Bizans İmparatorluğu zamanında İstanbul Patrikhanesine bağlı bir psikoposluk merkezidir. Orta çağda müslüman Türk´lerin eline geçmeden önce şehir merkezinin Keçi Kalesi diye bilinen yerde Bizans Hakimiyetinde olduğu bilinmektedir.
Müslüman Türklerin eline geçtikten sonra bugünkü yerinde bir uç beyliği şeklinde yeniden kurularak Oğuz Türkleri ile iskan edilmiştir(1197).
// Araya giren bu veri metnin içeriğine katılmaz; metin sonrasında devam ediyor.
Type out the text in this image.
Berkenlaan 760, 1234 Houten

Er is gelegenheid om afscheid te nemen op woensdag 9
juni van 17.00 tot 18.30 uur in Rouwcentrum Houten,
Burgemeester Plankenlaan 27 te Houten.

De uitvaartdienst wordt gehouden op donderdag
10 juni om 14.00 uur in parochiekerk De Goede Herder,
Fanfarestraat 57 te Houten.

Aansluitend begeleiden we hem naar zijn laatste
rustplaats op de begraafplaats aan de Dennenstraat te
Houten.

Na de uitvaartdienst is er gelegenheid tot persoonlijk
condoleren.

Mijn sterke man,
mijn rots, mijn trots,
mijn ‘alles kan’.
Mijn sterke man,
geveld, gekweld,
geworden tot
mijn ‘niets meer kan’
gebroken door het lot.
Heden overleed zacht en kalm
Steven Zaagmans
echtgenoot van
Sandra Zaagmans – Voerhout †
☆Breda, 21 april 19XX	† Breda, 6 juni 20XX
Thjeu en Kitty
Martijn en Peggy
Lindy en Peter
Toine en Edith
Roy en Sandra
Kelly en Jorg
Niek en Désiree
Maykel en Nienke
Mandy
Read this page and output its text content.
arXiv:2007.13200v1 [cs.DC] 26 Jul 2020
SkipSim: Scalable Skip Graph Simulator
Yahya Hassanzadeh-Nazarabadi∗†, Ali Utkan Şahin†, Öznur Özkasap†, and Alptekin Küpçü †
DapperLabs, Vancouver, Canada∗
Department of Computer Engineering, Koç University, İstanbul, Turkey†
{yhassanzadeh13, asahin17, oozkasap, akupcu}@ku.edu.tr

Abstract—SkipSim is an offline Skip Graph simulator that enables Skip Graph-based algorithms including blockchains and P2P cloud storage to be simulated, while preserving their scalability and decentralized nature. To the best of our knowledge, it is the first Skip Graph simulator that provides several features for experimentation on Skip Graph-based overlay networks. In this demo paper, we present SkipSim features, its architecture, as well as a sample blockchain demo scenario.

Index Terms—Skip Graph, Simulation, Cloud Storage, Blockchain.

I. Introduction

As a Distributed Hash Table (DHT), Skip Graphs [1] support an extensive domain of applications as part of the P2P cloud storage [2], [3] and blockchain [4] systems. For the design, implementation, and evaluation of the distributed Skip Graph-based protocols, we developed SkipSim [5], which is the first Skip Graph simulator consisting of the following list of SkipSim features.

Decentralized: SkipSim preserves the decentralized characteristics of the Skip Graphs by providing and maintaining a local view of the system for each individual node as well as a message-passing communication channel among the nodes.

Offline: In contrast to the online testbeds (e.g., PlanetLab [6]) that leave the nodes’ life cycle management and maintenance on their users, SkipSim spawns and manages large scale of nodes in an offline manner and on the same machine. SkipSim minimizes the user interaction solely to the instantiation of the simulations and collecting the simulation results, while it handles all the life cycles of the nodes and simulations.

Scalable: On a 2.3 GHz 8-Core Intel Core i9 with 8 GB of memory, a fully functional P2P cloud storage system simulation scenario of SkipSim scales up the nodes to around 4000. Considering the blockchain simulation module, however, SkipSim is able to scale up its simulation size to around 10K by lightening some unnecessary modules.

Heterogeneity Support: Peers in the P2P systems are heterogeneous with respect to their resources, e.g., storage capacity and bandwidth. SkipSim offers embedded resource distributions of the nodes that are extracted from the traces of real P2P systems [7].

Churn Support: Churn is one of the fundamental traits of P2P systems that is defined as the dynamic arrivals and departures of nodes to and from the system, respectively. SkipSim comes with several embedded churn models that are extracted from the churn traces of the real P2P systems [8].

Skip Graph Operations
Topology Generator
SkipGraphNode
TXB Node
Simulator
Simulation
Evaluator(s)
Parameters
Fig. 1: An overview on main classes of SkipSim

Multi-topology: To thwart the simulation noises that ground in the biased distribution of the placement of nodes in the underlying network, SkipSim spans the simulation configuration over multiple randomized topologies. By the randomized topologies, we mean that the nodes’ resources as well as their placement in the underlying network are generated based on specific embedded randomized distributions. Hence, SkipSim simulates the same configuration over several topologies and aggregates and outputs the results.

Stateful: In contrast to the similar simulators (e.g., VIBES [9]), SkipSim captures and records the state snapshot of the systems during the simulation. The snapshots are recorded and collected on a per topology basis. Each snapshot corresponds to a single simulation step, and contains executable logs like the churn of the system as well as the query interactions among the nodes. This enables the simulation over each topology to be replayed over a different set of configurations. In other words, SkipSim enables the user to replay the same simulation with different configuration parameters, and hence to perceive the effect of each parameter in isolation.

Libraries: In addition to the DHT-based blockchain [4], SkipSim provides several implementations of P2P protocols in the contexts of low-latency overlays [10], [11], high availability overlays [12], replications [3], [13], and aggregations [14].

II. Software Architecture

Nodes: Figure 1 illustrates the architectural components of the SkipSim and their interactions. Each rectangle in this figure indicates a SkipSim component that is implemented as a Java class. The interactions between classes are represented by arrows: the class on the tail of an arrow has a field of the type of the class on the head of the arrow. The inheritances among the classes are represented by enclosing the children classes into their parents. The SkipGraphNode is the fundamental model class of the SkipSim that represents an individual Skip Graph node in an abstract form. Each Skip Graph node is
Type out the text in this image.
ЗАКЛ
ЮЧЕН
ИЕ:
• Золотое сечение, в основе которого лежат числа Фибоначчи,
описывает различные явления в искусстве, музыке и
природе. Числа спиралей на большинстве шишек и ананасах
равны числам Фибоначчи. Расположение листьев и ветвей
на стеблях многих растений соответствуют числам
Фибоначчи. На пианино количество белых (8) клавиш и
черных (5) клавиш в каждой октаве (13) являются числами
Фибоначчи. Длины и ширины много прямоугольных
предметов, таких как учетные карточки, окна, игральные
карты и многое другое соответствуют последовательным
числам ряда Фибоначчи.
Günümüzde Kayı ön adlı köyleri hala varlıklarını devam ettirmektedirler. (Kayı, Kayıkiraz, Kayısopran, Salur, Afşar, Kösreli, …) Uç beyliği döneminde yarı bağımsız bir şekilde, Büyük Selçuklular, Anadolu Selçukluları, İlhanlılar´a bağlı olarak, Osmanlılar´a geçmeden önce de bir müddet müstakil beylik olarak yaşadı. I.Alaaddin Keykubat(1219-1237) zamanında Gerede Anadolu Selçuklu Devletini meydana getiren 21 eyaletten biri idi.
Yıldırım Beyazıt Kastamonu´ya ilerlerken Gerede´yi Osmanlı topraklarına kattı (1395). O devirde Yıldırım Beyazıt tarafından Gerede´ye bir cami, bir hamam ve iki medrese yaptırılmıştır. Köprülüler devrinde de 2 Kervansarayın varlığı bilinmektedir. 1692 yılında Gerede, Bolu Sancağına bağlı subaşılık haline getirildi. 1812 yılında 19 kazanın birleştirilmesiyle Bolu-Safranbolu birleşerek mutasarrıflık kurulmuş ve Gerede bu yönetim içinde kaza merkezi olarak yer almıştır. 1864 yılından 1870 yılına kadar nahiyelik dönemi yaşadı. 1870 yılında Bolu Sancağına bağlı kurulan 5 kazadan biri de Gerede´dir. Nahiyeleri de Mengen ve Çağa´dır (Kastamonu Salnamesi, Devlet salnamesi).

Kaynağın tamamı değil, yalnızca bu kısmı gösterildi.